Microsoft has rolled out new multi-model capabilities within its Microsoft 365 Copilot Researcher tool, introducing systems called Critique and Council that combine multiple AI models to improve the quality and reliability of research outputs.
The update, highlighted by Microsoft Chairman and CEO Satya Nadella in a LinkedIn post, positions multi-model collaboration as the next step in enterprise AI, moving beyond single-model generation toward structured evaluation and comparison.
Nadella said: “Introducing Critique, a new multi-model deep research system in M365 Copilot. You can use multiple models together to generate optimal responses and reports.”
Critique introduces a dual-model architecture, where one model is responsible for generating research outputs and a second model reviews and refines them. The system separates planning, retrieval, and drafting from evaluation, creating a feedback loop designed to improve accuracy, structure, and completeness.
The review process is based on a structured framework, with the second model assessing source reliability, report completeness, and whether claims are grounded in verifiable evidence. Rather than rewriting content, the reviewer model focuses on strengthening the output while maintaining the original intent.
Microsoft said this approach differs from standard workflows where a single model handles all stages of research, which can limit consistency and depth.
Benchmark results show measurable gains
Microsoft evaluated the system using the DRACO benchmark, which measures deep research performance across 100 complex tasks spanning ten domains, including technology, medicine, and law.
Researcher with Critique recorded a +7.0 point improvement in overall performance, representing a 13.88 percent increase compared to the strongest system reported in the benchmark. Gains were recorded across all key areas, including factual accuracy, analytical depth, presentation quality, and citation quality.
The largest improvements were seen in breadth and depth of analysis, followed by presentation quality and factual accuracy. According to Microsoft, results were statistically significant across most domains, with eight out of ten showing measurable improvement.
The system also demonstrated stronger performance in identifying gaps in analysis, refining arguments, and improving the structure of final outputs, without increasing the volume of sources used.
Council introduces model comparison layer
Alongside Critique, Microsoft introduced Council, a parallel multi-model system designed to run different AI models side by side.
In this setup, separate models generate independent reports on the same task.
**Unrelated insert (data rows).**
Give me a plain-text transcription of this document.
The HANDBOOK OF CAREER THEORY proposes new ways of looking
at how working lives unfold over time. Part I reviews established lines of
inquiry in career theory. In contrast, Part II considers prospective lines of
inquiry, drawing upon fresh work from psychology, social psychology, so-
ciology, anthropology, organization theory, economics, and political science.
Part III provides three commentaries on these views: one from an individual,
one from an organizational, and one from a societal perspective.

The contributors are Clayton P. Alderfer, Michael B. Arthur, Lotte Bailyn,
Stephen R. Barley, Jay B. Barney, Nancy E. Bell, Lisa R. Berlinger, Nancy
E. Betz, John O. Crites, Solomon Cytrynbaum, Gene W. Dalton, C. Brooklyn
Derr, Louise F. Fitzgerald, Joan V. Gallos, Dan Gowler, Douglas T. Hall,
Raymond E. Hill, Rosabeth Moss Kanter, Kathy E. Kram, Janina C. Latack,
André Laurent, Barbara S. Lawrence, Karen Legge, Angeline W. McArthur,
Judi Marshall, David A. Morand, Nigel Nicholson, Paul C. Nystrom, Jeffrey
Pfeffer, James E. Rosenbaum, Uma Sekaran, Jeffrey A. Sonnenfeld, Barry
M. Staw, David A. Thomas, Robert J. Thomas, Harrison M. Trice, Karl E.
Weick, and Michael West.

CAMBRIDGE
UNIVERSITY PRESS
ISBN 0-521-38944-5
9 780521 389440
A third model then evaluates the outputs, identifying where they agree, where they diverge, and what unique insights each contributes.
This comparison layer is designed to surface differences in interpretation, framing, and emphasis, giving users more visibility into how conclusions are formed.
Both Critique and Council are now available within Microsoft’s Frontier program, forming part of a broader push to embed advanced AI workflows directly into everyday work tools.
For enterprise users and EdTech providers, the shift toward multi-model systems signals a move toward more structured, auditable AI outputs, particularly in research-heavy tasks where accuracy, transparency, and evaluation are critical.